Solvable 3D classical statistical models and a spin-fermion mapping

In this talk, I will describe an exactly solvable classical statistical model on a 3D lattice. The model has two classical topological phases (one of which has been introduced previously [1]), and a finite-temperature phase transition between them. In contrast to prior 3D solvable statistical models [2], our system is much simpler, yet does not trivially reduce to a 2D model, and thus displays genuinely 3D correlations. Excitingly, this provides the first exactly solvable model in which to explore genuinely 3D critical phenomena; a caveat, however, is that the model Hamiltonian has imaginary terms.
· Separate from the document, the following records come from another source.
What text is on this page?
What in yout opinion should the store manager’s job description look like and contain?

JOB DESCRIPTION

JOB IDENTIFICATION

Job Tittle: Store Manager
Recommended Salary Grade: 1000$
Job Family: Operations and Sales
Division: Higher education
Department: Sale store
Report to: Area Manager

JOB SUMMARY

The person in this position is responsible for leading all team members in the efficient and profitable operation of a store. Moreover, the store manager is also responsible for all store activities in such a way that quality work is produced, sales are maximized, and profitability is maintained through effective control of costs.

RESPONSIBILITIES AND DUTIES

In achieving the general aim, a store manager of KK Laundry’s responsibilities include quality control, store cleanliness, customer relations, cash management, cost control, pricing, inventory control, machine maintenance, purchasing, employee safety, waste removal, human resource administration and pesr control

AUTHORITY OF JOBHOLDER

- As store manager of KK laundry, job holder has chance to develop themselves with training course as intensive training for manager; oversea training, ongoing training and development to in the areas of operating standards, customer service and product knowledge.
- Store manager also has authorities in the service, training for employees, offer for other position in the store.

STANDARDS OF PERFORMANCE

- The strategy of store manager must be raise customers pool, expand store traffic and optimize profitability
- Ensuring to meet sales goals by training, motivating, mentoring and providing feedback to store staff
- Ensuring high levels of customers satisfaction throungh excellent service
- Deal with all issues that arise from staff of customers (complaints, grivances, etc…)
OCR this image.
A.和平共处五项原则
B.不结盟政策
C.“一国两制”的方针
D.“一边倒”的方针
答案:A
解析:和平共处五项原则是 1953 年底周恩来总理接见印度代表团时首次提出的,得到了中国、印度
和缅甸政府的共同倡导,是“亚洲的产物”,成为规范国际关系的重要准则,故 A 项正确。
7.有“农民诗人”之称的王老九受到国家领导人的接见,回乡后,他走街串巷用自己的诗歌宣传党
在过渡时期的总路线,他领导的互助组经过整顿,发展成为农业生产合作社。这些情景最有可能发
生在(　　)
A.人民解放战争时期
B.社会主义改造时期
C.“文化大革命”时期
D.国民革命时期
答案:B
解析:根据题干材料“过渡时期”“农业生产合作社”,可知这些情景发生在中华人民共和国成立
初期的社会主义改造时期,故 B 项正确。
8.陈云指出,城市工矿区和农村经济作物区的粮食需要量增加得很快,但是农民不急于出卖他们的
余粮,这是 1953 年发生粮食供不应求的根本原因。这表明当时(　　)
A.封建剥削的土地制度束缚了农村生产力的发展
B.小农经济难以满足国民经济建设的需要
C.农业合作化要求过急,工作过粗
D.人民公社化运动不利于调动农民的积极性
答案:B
The construction and solution of this model are the first application of a new method that we introduce, developing ideas of [3], to map between a locally interacting fermionic Hamiltonian and a locally interacting spin Hamiltonian, in arbitrary dimension, in a simple way based on the use of algebraic isomorphisms. We expect that the spin-fermion mapping can be used not only for exact solutions, but for other applications such as numerical algorithms or perturbative calculations.
References:
[1] C. Castelnovo and C. Chamon, Phys. Rev. B 76, 174416 (2007).
[2] A.B. Zamolodchikov, Commun. Math. Phys. 79, 489-505 (1981).
[3] F. Verstraete and J.I. Cirac, J. Stat. Mech. P09012 (2005).